Further, there is a proposal proposed in relation to the above, and the operation characteristics of the cold cathode fluorescent lamp have to be changed due to the necessity for the structural design (see Patent Documents 2 and 4), but such a structure is used. Then, the further problem that lighting becomes difficult will arise.
JP-A-8-339778 JP 2002-313277 A US Pat. No. 5,572,088 JP 7-45183 A

  In view of the above problems, the present invention provides a cold cathode in which the service life is dramatically extended by suppressing the impure gas / particle content in the tube as low as possible and greatly improving the luminous efficiency and the operating efficiency. An object is to provide a fluorescent lamp.

  Another object of the present invention is to provide an adsorption structure that can reduce the operating voltage and improve the operating efficiency of the lamp.

  That is, the present invention provides a cooling tube comprising a light transmission tube in which a gas that is excited by voltage application and emits light is enclosed, and at least one cup-shaped adsorption structure disposed at an end of the light transmission tube. A cathode fluorescent lamp, wherein the adsorption structure includes at least one first opening and at least one adsorption material layer housed in the first opening without being completely filled. The present invention relates to a cold cathode fluorescent lamp.

  It is preferable to further include at least one connecting portion connected to the other side with respect to the one side where the opening of the carrying member is located.

  The material forming the adsorbing material layer is one selected from the group consisting of zirconium, barium, vanadium, titanium or alloys thereof, and the adsorbing material layer type is evaporative or non-evaporable 2. The cold cathode fluorescent lamp according to claim 1, wherein the cold cathode fluorescent lamp is one selected from the group consisting of:

  In the case where there are two or more grooves, the adsorbing material layers in each groove are made of the same material or different materials. Preferably it is formed.

  The present invention also includes a step of forming at least one adsorbing material layer in the opening of the support member to form a cup-shaped adsorbing structure, a step of interpolating the adsorbing structure in the light transmitting tube, A step of evacuating, a step of enclosing a gas that is excited by voltage application and emits light in the light transmission tube, a step of sealing the light transmission tube, and tightly coupling the light transmission tube and the adsorption structure; The manufacturing method of the cold cathode fluorescent lamp which consists of these.

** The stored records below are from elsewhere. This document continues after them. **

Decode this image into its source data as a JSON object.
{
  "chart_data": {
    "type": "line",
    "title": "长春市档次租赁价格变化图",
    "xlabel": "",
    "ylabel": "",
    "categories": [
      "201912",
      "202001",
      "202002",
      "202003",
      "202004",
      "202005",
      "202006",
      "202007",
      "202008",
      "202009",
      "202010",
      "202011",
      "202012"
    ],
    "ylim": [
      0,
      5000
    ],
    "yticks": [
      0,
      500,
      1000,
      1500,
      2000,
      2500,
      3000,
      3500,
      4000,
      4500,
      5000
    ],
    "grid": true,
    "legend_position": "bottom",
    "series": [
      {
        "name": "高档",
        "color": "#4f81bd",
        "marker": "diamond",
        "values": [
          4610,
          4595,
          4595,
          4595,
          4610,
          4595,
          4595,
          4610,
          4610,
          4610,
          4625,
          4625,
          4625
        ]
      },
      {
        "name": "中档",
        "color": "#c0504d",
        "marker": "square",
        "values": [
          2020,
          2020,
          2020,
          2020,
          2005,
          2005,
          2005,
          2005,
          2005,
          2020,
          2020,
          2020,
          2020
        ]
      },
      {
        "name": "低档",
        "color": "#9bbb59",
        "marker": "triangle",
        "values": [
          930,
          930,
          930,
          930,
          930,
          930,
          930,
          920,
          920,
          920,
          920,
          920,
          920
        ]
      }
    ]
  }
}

  Furthermore, the present invention relates to a cup-shaped adsorption structure for a cold cathode fluorescent lamp comprising a support member having at least one first opening and an adsorbing material layer housed in the opening without being completely filled.

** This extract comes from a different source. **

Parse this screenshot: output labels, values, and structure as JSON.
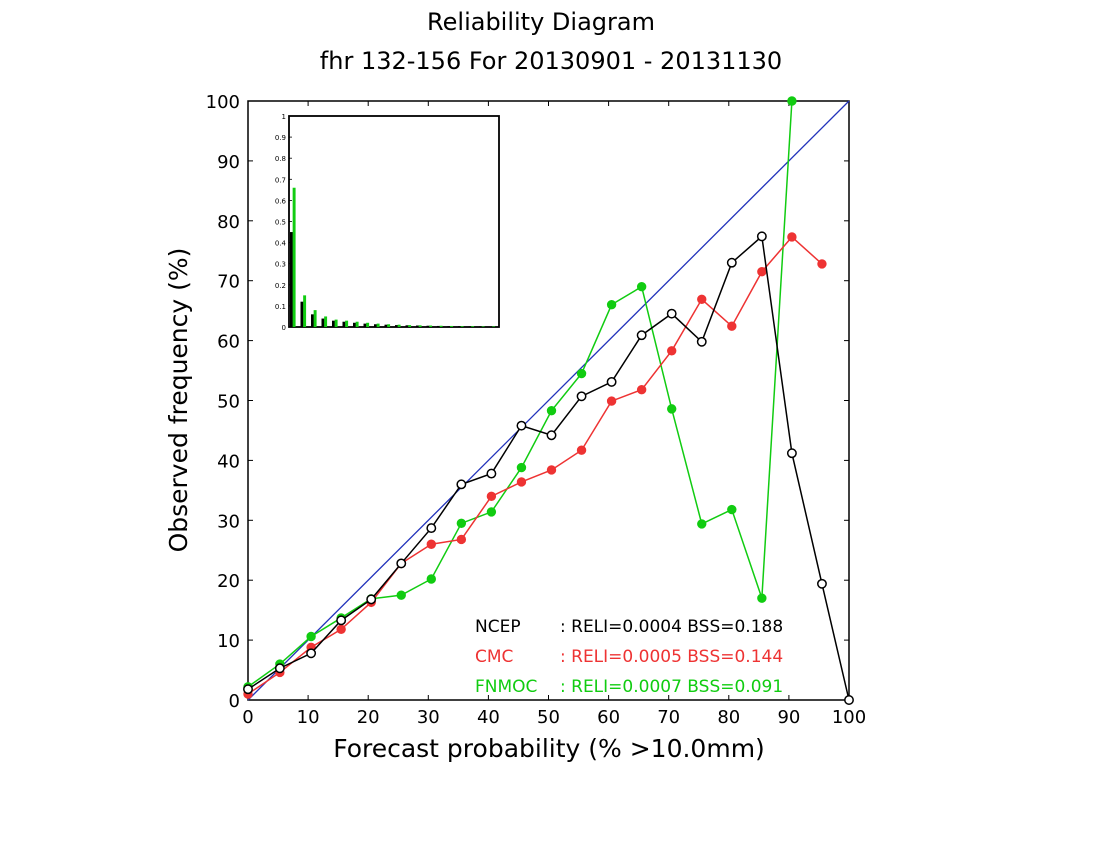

  According to the cold cathode fluorescent lamp provided by the present invention, since the adsorption structure is configured to include an adsorption material layer, even if impure gas or particles remain in the tube, they can be adsorbed at any time, The impure gas or particle content in the tube can be effectively reduced, and the luminous efficiency is significantly improved, which can contribute to a significant increase in the service life of the lamp.

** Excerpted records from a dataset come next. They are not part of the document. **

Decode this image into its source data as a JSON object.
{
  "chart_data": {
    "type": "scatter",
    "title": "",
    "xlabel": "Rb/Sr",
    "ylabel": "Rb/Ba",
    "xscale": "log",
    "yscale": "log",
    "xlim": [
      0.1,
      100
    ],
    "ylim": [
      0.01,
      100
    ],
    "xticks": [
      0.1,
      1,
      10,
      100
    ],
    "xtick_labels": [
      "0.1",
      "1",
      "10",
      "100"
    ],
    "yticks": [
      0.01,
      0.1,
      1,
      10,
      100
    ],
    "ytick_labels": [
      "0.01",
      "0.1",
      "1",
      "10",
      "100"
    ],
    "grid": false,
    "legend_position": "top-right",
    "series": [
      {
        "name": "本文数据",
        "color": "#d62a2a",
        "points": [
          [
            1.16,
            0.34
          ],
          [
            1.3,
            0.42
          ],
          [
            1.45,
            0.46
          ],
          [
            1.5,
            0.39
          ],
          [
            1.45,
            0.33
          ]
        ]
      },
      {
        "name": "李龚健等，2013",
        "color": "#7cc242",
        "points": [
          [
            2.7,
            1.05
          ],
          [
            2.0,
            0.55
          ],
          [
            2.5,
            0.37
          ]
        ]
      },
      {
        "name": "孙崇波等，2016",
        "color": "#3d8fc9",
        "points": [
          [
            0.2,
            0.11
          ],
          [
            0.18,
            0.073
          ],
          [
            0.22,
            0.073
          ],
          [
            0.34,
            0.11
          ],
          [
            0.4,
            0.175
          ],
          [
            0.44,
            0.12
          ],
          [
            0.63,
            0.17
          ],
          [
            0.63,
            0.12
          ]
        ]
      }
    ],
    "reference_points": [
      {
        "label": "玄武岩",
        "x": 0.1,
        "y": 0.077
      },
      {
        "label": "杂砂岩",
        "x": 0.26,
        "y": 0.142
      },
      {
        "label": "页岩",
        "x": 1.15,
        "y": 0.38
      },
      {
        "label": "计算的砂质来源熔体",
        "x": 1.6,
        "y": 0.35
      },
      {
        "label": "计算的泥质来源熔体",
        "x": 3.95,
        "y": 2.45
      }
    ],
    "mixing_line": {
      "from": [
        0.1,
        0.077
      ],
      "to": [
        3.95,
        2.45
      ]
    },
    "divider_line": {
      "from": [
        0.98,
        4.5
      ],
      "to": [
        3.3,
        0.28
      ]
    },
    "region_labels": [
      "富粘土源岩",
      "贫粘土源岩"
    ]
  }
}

  Furthermore, in the adsorption structure according to the present invention, the work function of the adsorbent material layer is much lower than the work function of the support member, so that the operating voltage of the adsorption structure itself can be kept extremely low, and the operating efficiency of the lamp is improved. Is planned.

  The cold cathode fluorescent lamp according to the present invention includes a light transmission tube and at least one cup-shaped adsorption structure. A gas that emits light when excited by application of a voltage, for example, a rare gas or a rare gas containing mercury gas / particles, is enclosed in the light transmission tube. The adsorbing structure includes a supporting member having an opening and an adsorbing material layer in the opening.

  The manufacturing method of the cold cathode fluorescent lamp according to the present invention is as follows. First, at least one adsorbing material layer is built in the opening of the supporting member to form a cup-shaped adsorbing structure including the adsorbing material layer and the supporting member. Next, after the adsorption structure is inserted into the light transmission tube, the light transmission tube is evacuated. Subsequently, when a gas that is excited by voltage application and emits light is filled, the light transmission tube is sealed, and the light transmission tube and the adsorption structure are tightly joined.

  The adsorption structure of the cold cathode fluorescent lamp according to the present invention is characterized in that it is composed of a supporting member having an opening and an adsorbing material layer housed in the opening. A connection member is connected to a position corresponding to the bottom of the opening of the support member, and the connection member and the support member are connected by a method of integral molding, fusion welding, brazing, or fitting. Further, an opening may be provided at a position corresponding to the bottom of the opening of the support member, and the connection member may be coupled. The connecting member can be made of nickel, molybdenum, niobium, tungsten or alloys thereof, or carbon nanotubes, nickel-iron alloys (kover) or conductive plastics. The material forming the connection member and the support member may be the same or different.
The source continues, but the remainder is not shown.